Store at room temperature between 20°C to 25°C (68°F to 77°F) with excursions permitted between 15°C to 30°C (59°F to 86°F). Keep in the original container with the lid tightly closed to protect from moisture and light. Keep out of reach of children and pets. Do not use after the expiration date printed on the packaging. Do not transfer tablets to other containers, as this may compromise stability. Proper disposal of unused medication should follow local regulations for pharmaceutical waste.

Disclaimer

This information is provided for educational purposes only and does not constitute medical advice. Aromasin is a prescription medication that should only be used under the supervision of a qualified healthcare professional. Individual response to therapy may vary, and treatment decisions should be based on a comprehensive assessment by a physician familiar with the patient’s complete medical history.
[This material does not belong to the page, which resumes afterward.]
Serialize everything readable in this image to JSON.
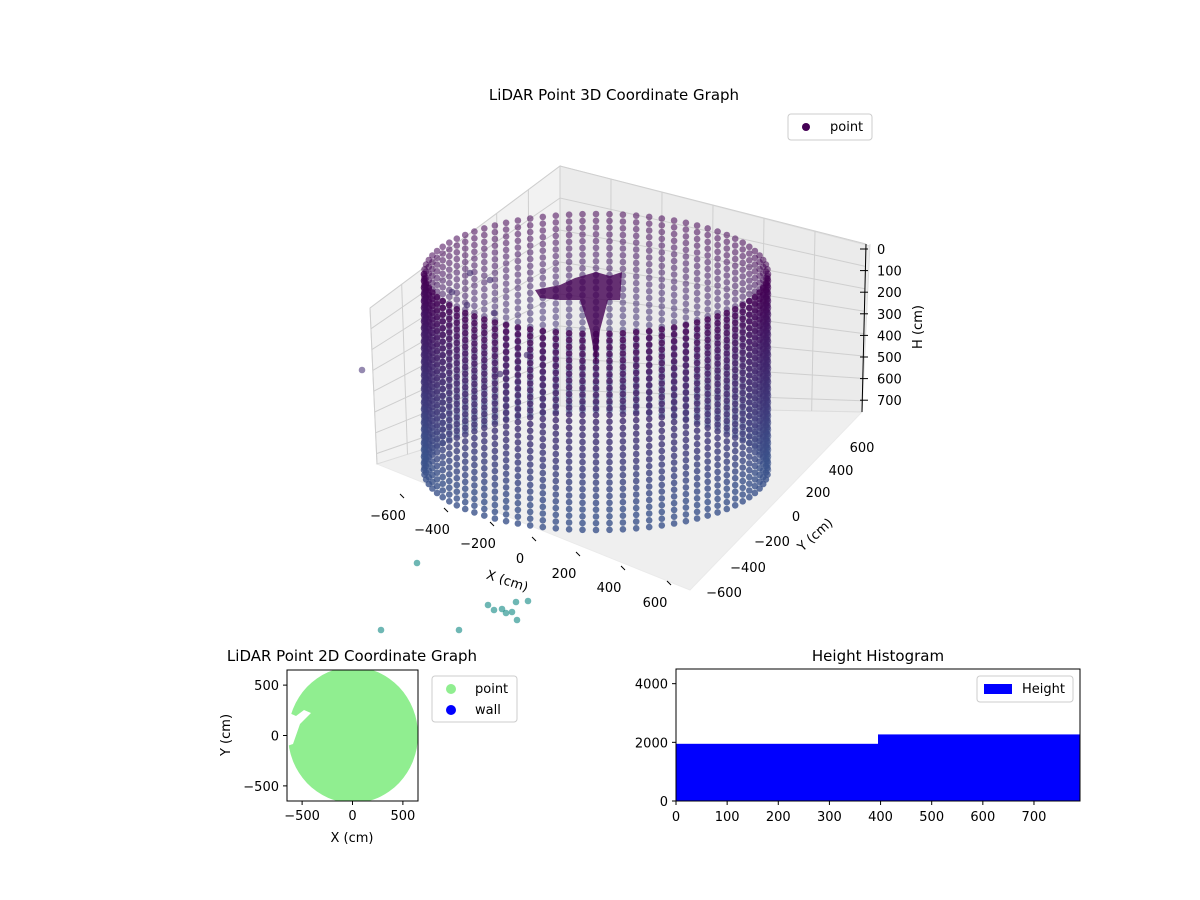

The full prescribing information should be consulted before initiating therapy. Never adjust dosage or discontinue medication without medical consultation.

Reviews

Clinical studies demonstrate that Aromasin significantly improves disease-free survival in postmenopausal women with hormone-sensitive early breast cancer. The IES (Intergroup Exemestane Study) showed a statistically significant 24% reduction in the risk of recurrence compared to continued tamoxifen therapy. Many clinicians report favorable patient tolerance, particularly regarding musculoskeletal symptoms compared to non-steroidal aromatase inhibitors. Patients often describe manageable side effects with appropriate supportive care, though individual experiences vary considerably. Long-term follow-up data continue to support its role in adjuvant hormonal therapy strategies.